La metà degli studenti universitari e dei laureati iraniani hanno deciso di emigrare: si tratta di oltre 66.000 persone, secondo Bahram Salvati, direttore dell’Osservatorio iraniano sulle migrazioni, un istituto di ricerca con sede presso l’Università Sharif di Teheran, che a sua volta è stato messo sotto pressione in agosto dopo che ha ricevuto un avviso di sfratto.

Salvati ha anche citato l’instabilità di Internet in Iran , che le autorità hanno rallentato o chiuso durante le proteste, come motivo per cui le start-up partono per la Turchia e altri paesi della regione.

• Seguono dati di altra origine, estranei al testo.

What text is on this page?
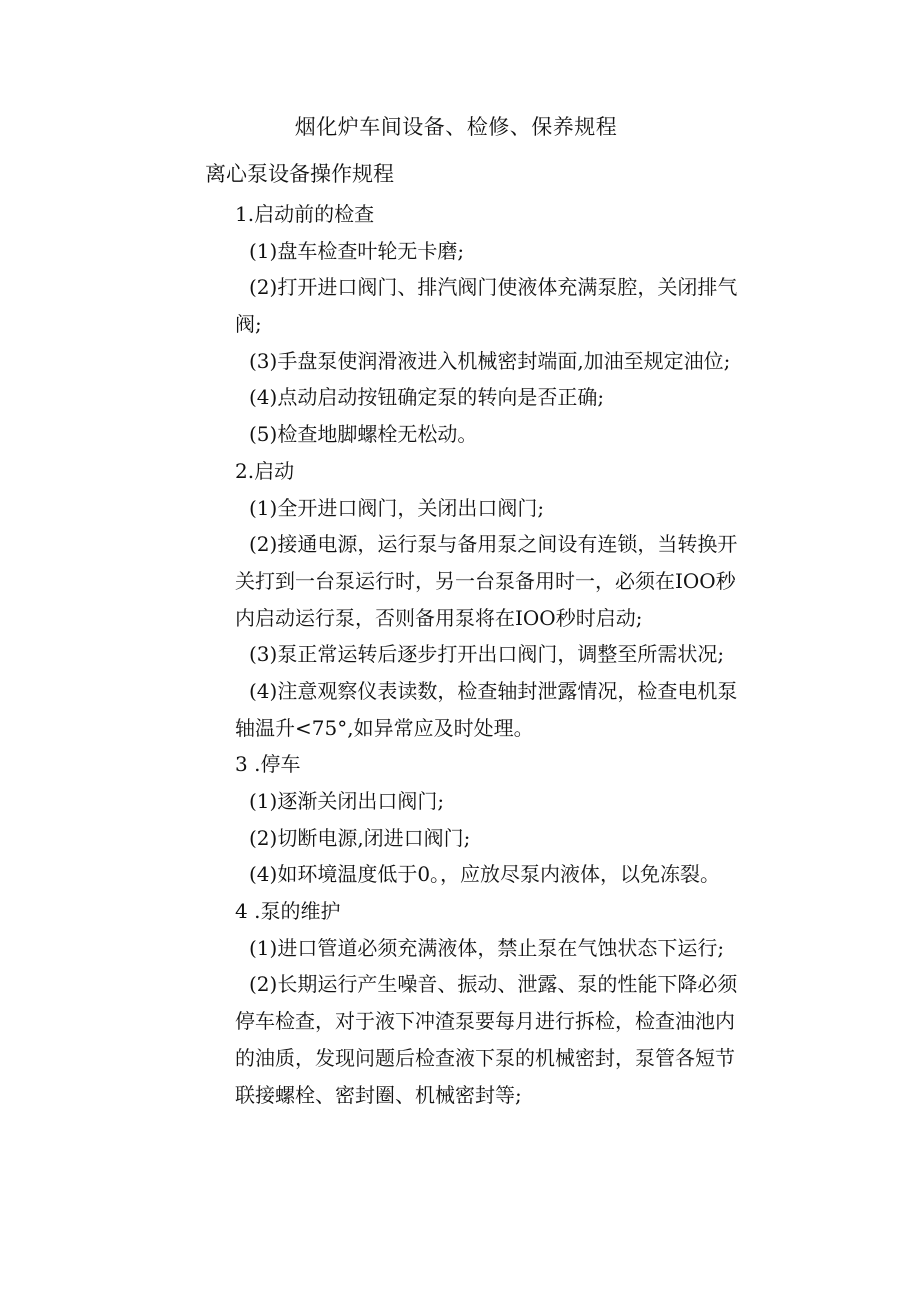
烟化炉车间设备、检修、保养规程
离心泵设备操作规程
1.启动前的检查
(1)盘车检查叶轮无卡磨;
(2)打开进口阀门、排汽阀门使液体充满泵腔，关闭排气
阀;
(3)手盘泵使润滑液进入机械密封端面,加油至规定油位;
(4)点动启动按钮确定泵的转向是否正确;
(5)检查地脚螺栓无松动。
2.启动
(1)全开进口阀门，关闭出口阀门;
(2)接通电源，运行泵与备用泵之间设有连锁，当转换开
关打到一台泵运行时，另一台泵备用时一，必须在IOO秒
内启动运行泵，否则备用泵将在IOO秒时启动;
(3)泵正常运转后逐步打开出口阀门，调整至所需状况;
(4)注意观察仪表读数，检查轴封泄露情况，检查电机泵
轴温升<75°,如异常应及时处理。
3 .停车
(1)逐渐关闭出口阀门;
(2)切断电源,闭进口阀门;
(4)如环境温度低于0。，应放尽泵内液体，以免冻裂。
4 .泵的维护
(1)进口管道必须充满液体，禁止泵在气蚀状态下运行;
(2)长期运行产生噪音、振动、泄露、泵的性能下降必须
停车检查，对于液下冲渣泵要每月进行拆检，检查油池内
的油质，发现问题后检查液下泵的机械密封，泵管各短节
联接螺栓、密封圈、机械密封等;
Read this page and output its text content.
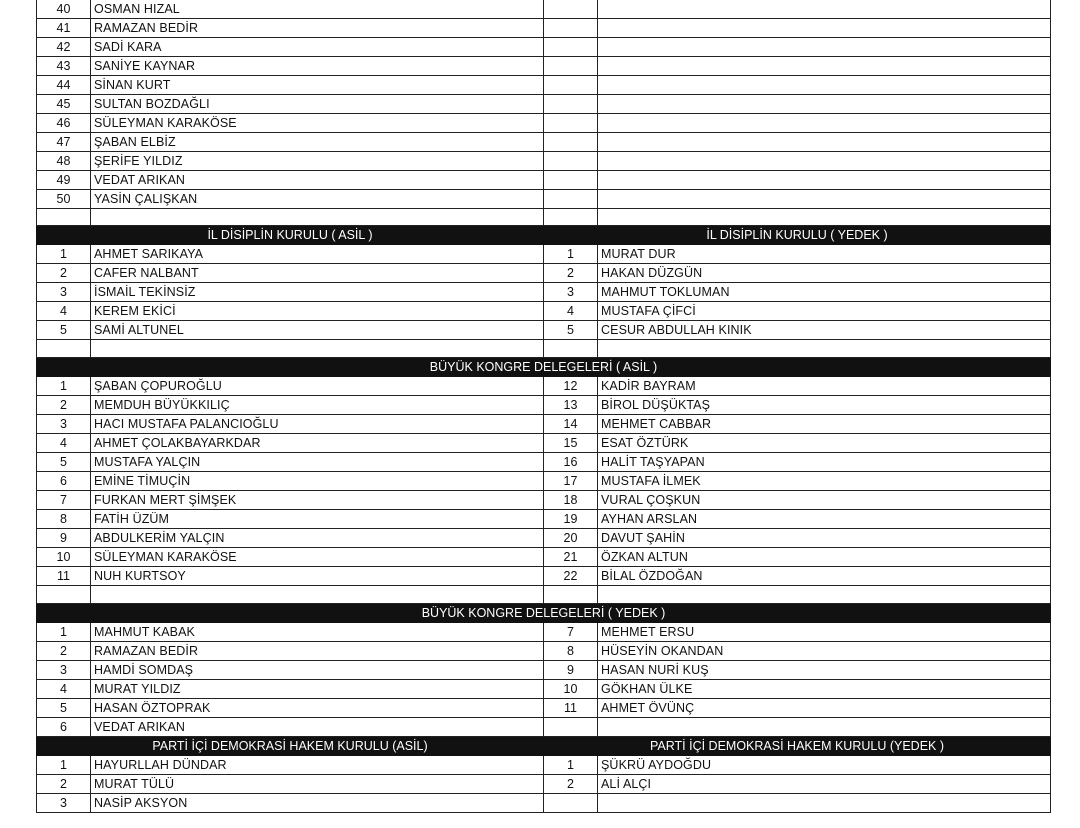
40	OSMAN HIZAL		
41	RAMAZAN BEDİR		
42	SADİ KARA		
43	SANİYE KAYNAR		
44	SİNAN KURT		
45	SULTAN BOZDAĞLI		
46	SÜLEYMAN KARAKÖSE		
47	ŞABAN ELBİZ		
48	ŞERİFE YILDIZ		
49	VEDAT ARIKAN		
50	YASİN ÇALIŞKAN		

İL DİSİPLİN KURULU ( ASİL )		İL DİSİPLİN KURULU ( YEDEK )	
1	AHMET SARIKAYA	1	MURAT DUR
2	CAFER NALBANT	2	HAKAN DÜZGÜN
3	İSMAİL TEKİNSİZ	3	MAHMUT TOKLUMAN
4	KEREM EKİCİ	4	MUSTAFA ÇİFCİ
5	SAMİ ALTUNEL	5	CESUR ABDULLAH KINIK

BÜYÜK KONGRE DELEGELERİ ( ASİL )			
1	ŞABAN ÇOPUROĞLU	12	KADİR BAYRAM
2	MEMDUH BÜYÜKKILIÇ	13	BİROL DÜŞÜKTAŞ
3	HACI MUSTAFA PALANCIOĞLU	14	MEHMET CABBAR
4	AHMET ÇOLAKBAYARKDAR	15	ESAT ÖZTÜRK
5	MUSTAFA YALÇIN	16	HALİT TAŞYAPAN
6	EMİNE TİMUÇİN	17	MUSTAFA İLMEK
7	FURKAN MERT ŞİMŞEK	18	VURAL ÇOŞKUN
8	FATİH ÜZÜM	19	AYHAN ARSLAN
9	ABDULKERİM YALÇIN	20	DAVUT ŞAHİN
10	SÜLEYMAN KARAKÖSE	21	ÖZKAN ALTUN
11	NUH KURTSOY	22	BİLAL ÖZDOĞAN

BÜYÜK KONGRE DELEGELERİ ( YEDEK )			
1	MAHMUT KABAK	7	MEHMET ERSU
2	RAMAZAN BEDİR	8	HÜSEYİN OKANDAN
3	HAMDİ SOMDAŞ	9	HASAN NURİ KUŞ
4	MURAT YILDIZ	10	GÖKHAN ÜLKE
5	HASAN ÖZTOPRAK	11	AHMET ÖVÜNÇ
6	VEDAT ARIKAN		
PARTİ İÇİ DEMOKRASİ HAKEM KURULU (ASİL)		PARTİ İÇİ DEMOKRASİ HAKEM KURULU (YEDEK )	
1	HAYURLLAH DÜNDAR	1	ŞÜKRÜ AYDOĞDU
2	MURAT TÜLÜ	2	ALİ ALÇI
3	NASİP AKSYON		
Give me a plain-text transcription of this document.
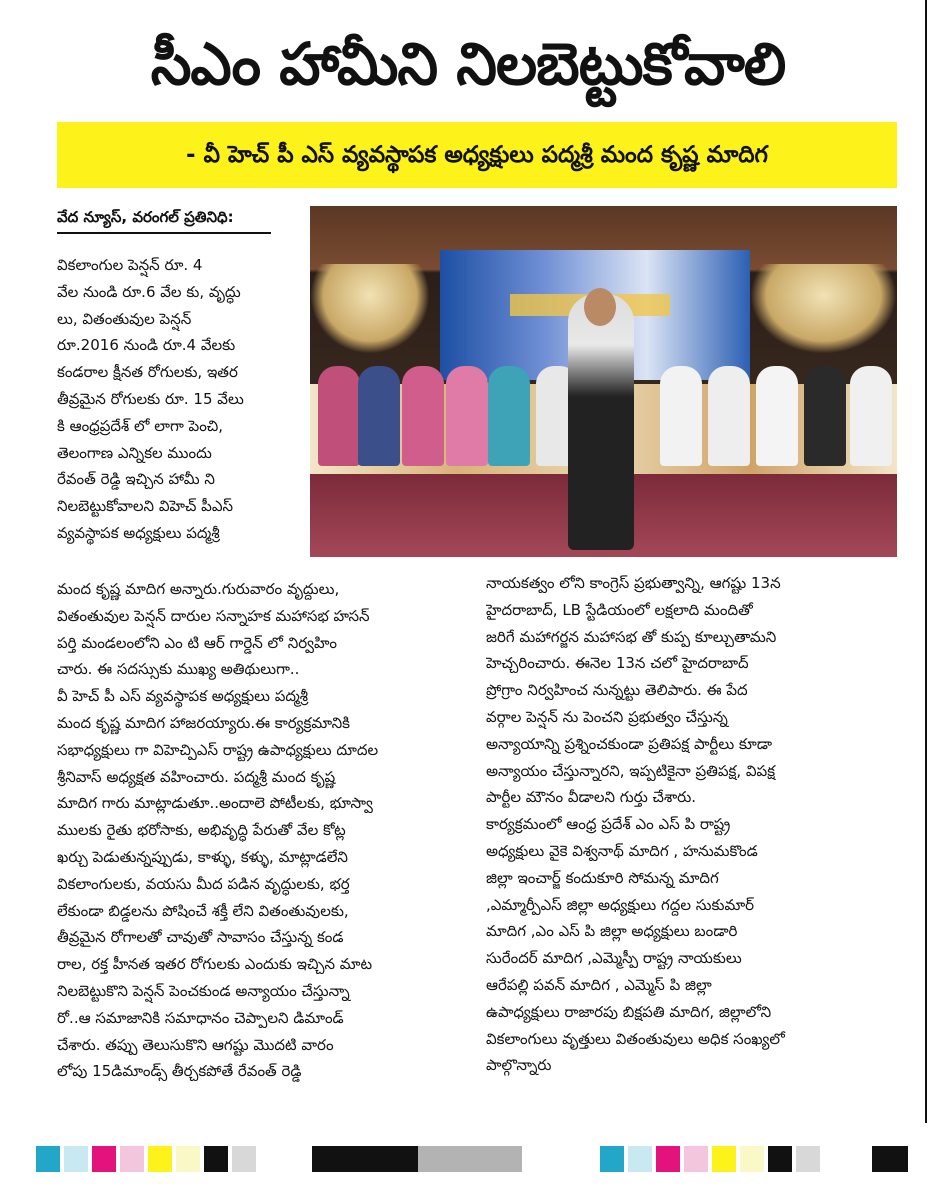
సీఎం హామీని నిలబెట్టుకోవాలి
- వీ హెచ్ పీ ఎస్ వ్యవస్థాపక అధ్యక్షులు పద్మశ్రీ మంద కృష్ణ మాదిగ
వేద న్యూస్, వరంగల్ ప్రతినిధి:
వికలాంగుల పెన్షన్ రూ. 4
వేల నుండి రూ.6 వేల కు, వృద్ధు
లు, వితంతువుల పెన్షన్
రూ.2016 నుండి రూ.4 వేలకు
కండరాల క్షీనత రోగులకు, ఇతర
తీవ్రమైన రోగులకు రూ. 15 వేలు
కి ఆంధ్రప్రదేశ్ లో లాగా పెంచి,
తెలంగాణ ఎన్నికల ముందు
రేవంత్ రెడ్డి ఇచ్చిన హామీ ని
నిలబెట్టుకోవాలని విహెచ్ పీఎస్
వ్యవస్థాపక అధ్యక్షులు పద్మశ్రీ
మంద కృష్ణ మాదిగ అన్నారు.గురువారం వృద్దులు,
వితంతువుల పెన్షన్ దారుల సన్నాహక మహాసభ హసన్
పర్తి మండలంలోని ఎం టి ఆర్ గార్డెన్ లో నిర్వహిం
చారు. ఈ సదస్సుకు ముఖ్య అతిథులుగా..
వీ హెచ్ పీ ఎస్ వ్యవస్థాపక అధ్యక్షులు పద్మశ్రీ
మంద కృష్ణ మాదిగ హాజరయ్యారు.ఈ కార్యక్రమానికి
సభాధ్యక్షులు గా విహెచ్పిఎస్ రాష్ట్ర ఉపాధ్యక్షులు దూదల
శ్రీనివాస్ అధ్యక్షత వహించారు. పద్మశ్రీ మంద కృష్ణ
మాదిగ గారు మాట్లాడుతూ..అందాలె పోటీలకు, భూస్వా
ములకు రైతు భరోసాకు, అభివృద్ధి పేరుతో వేల కోట్ల
ఖర్చు పెడుతున్నప్పుడు, కాళ్ళు, కళ్ళు, మాట్లాడలేని
వికలాంగులకు, వయసు మీద పడిన వృద్ధులకు, భర్త
లేకుండా బిడ్డలను పోషించే శక్తీ లేని వితంతువులకు,
తీవ్రమైన రోగాలతో చావుతో సావాసం చేస్తున్న కండ
రాల, రక్త హీనత ఇతర రోగులకు ఎందుకు ఇచ్చిన మాట
నిలబెట్టుకొని పెన్షన్ పెంచకుండ అన్యాయం చేస్తున్నా
రో..ఆ సమాజానికి సమాధానం చెప్పాలని డిమాండ్
చేశారు. తప్పు తెలుసుకొని ఆగష్టు మొదటి వారం
లోపు 15డిమాండ్స్ తీర్చకపోతే రేవంత్ రెడ్డి
నాయకత్వం లోని కాంగ్రెస్ ప్రభుత్వాన్ని, ఆగష్టు 13న
హైదరాబాద్, LB స్టేడియంలో లక్షలాది మందితో
జరిగే మహాగర్జన మహాసభ తో కుప్ప కూల్చుతామని
హెచ్చరించారు. ఈనెల 13న చలో హైదరాబాద్
ప్రోగ్రాం నిర్వహించ నున్నట్టు తెలిపారు. ఈ పేద
వర్గాల పెన్షన్ ను పెంచని ప్రభుత్వం చేస్తున్న
అన్యాయాన్ని ప్రశ్నించకుండా ప్రతిపక్ష పార్టీలు కూడా
అన్యాయం చేస్తున్నారని, ఇప్పటికైనా ప్రతిపక్ష, విపక్ష
పార్టీల మౌనం వీడాలని గుర్తు చేశారు.
కార్యక్రమంలో ఆంధ్ర ప్రదేశ్ ఎం ఎస్ పి రాష్ట్ర
అధ్యక్షులు వైకె విశ్వనాథ్ మాదిగ , హనుమకొండ
జిల్లా ఇంచార్జ్ కందుకూరి సోమన్న మాదిగ
,ఎమ్మార్పీఎస్ జిల్లా అధ్యక్షులు గద్దల సుకుమార్
మాదిగ ,ఎం ఎస్ పి జిల్లా అధ్యక్షులు బండారి
సురేందర్ మాదిగ ,ఎమ్మెస్పీ రాష్ట్ర నాయకులు
ఆరేపల్లి పవన్ మాదిగ , ఎమ్మెస్ పి జిల్లా
ఉపాధ్యక్షులు రాజారపు బిక్షపతి మాదిగ, జిల్లాలోని
వికలాంగులు వృత్తులు వితంతువులు అధిక సంఖ్యలో
పాల్గొన్నారు
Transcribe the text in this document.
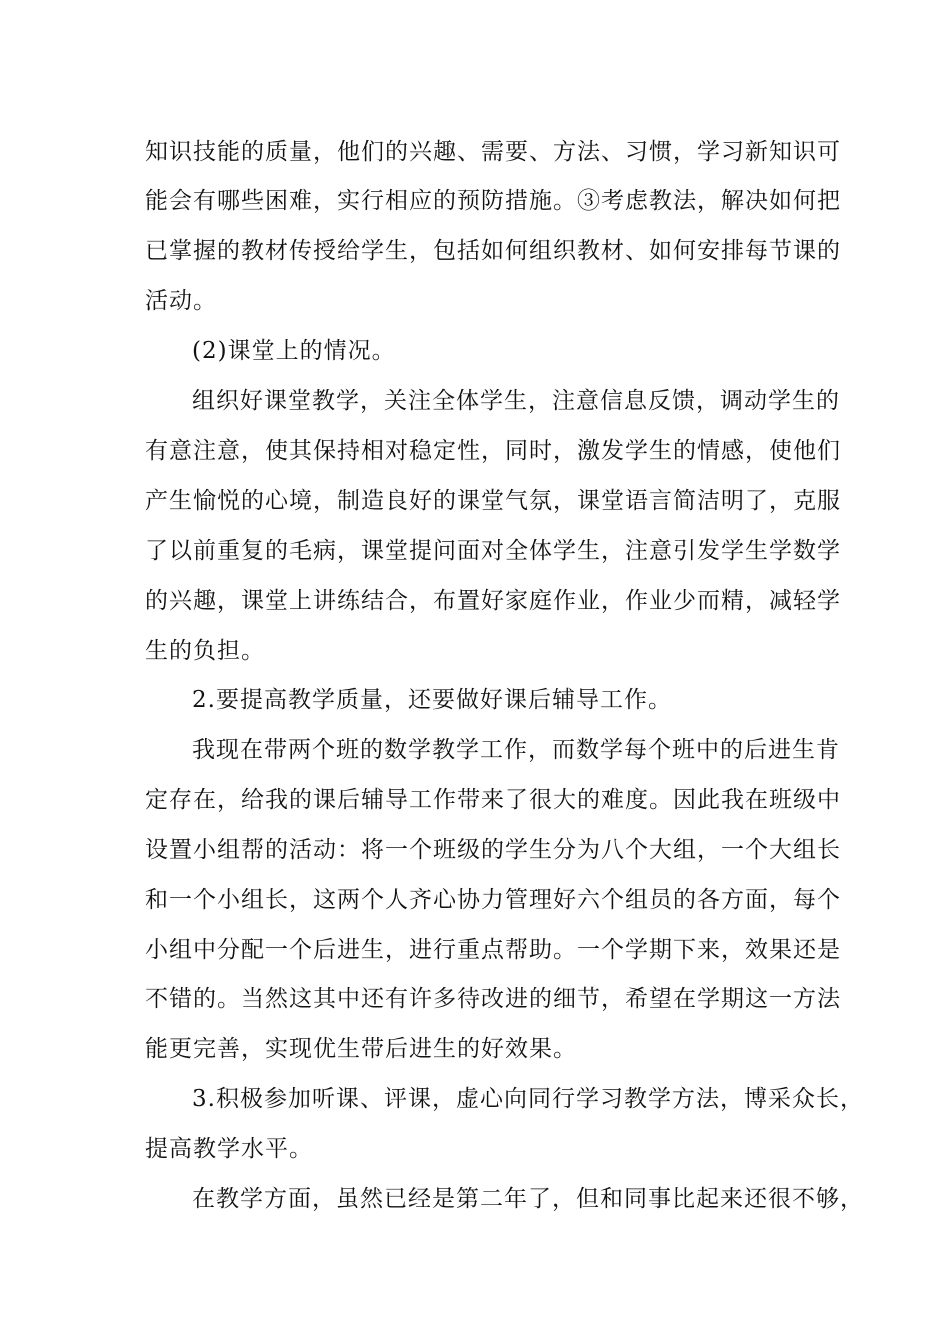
知识技能的质量，他们的兴趣、需要、方法、习惯，学习新知识可
能会有哪些困难，实行相应的预防措施。③考虑教法，解决如何把
已掌握的教材传授给学生，包括如何组织教材、如何安排每节课的
活动。
(2)课堂上的情况。
组织好课堂教学，关注全体学生，注意信息反馈，调动学生的
有意注意，使其保持相对稳定性，同时，激发学生的情感，使他们
产生愉悦的心境，制造良好的课堂气氛，课堂语言简洁明了，克服
了以前重复的毛病，课堂提问面对全体学生，注意引发学生学数学
的兴趣，课堂上讲练结合，布置好家庭作业，作业少而精，减轻学
生的负担。
2.要提高教学质量，还要做好课后辅导工作。
我现在带两个班的数学教学工作，而数学每个班中的后进生肯
定存在，给我的课后辅导工作带来了很大的难度。因此我在班级中
设置小组帮的活动：将一个班级的学生分为八个大组，一个大组长
和一个小组长，这两个人齐心协力管理好六个组员的各方面，每个
小组中分配一个后进生，进行重点帮助。一个学期下来，效果还是
不错的。当然这其中还有许多待改进的细节，希望在学期这一方法
能更完善，实现优生带后进生的好效果。
3.积极参加听课、评课，虚心向同行学习教学方法，博采众长，
提高教学水平。
在教学方面，虽然已经是第二年了，但和同事比起来还很不够，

L’elenco dei lavoratori qualificati che cercano di emigrare è lungo, comprese ostetriche, piloti, camionisti e operai edili.

Organizzazioni esterne hanno notato l’impatto, con l’Agenzia dell’Unione Europea per l’Asilo che ha riferito quest’anno che le domande di asilo iraniane all’UE sono “più o meno raddoppiate” quest’anno rispetto allo stesso periodo del 2022, con più di 13.000 domande.

Saeed Moaidfar, capo dell’Associazione sociologica iraniana, ha spiegato in una recente intervista al sito di notizie Jamaran le “ragioni dietro il desiderio” di emigrare che sono profondamente radicate.

“Un’ondata migratoria si verifica quando una profonda crisi economica nel campo della produzione, dell’occupazione, dell’inflazione e di altri problemi coincide con altre crisi”, ha affermato Moaidfar. “Significa, ad esempio, che questa persona o queste persone sono arrivate al punto in cui il loro sistema politico non è sufficiente per superare una crisi economica, o sentono che si usa il nepotismo invece della meritocrazia.”

Secondo l’Osservatorio iraniano sulle migrazioni, lo scorso anno circa 2,2 milioni di iraniani, pari a circa il 3,3% della popolazione, hanno lasciato il Paese per lavoro o per altri motivi. La stragrande maggioranza – il 62% – non vuole tornare dopo aver lasciato il paese, con oltre il 90% che afferma di non fidarsi delle promesse del governo di offrire opportunità in patria.

Con i paesi vicini in rapida crescita, i funzionari iraniani esprimono il timore che il paese possa diventare “un’isola priva di opportunità”.

Mehdi Ghazanfari, capo del Fondo nazionale per lo sviluppo, ha dichiarato in una recente intervista ad una pubblicazione economica che il richiamo della vita all’estero potrebbe lasciare l’Iran senza “manodopera e opportunità” e che “verrà il giorno” in cui il paese diventerà un centro di formazione. centro per i lavoratori di altri paesi.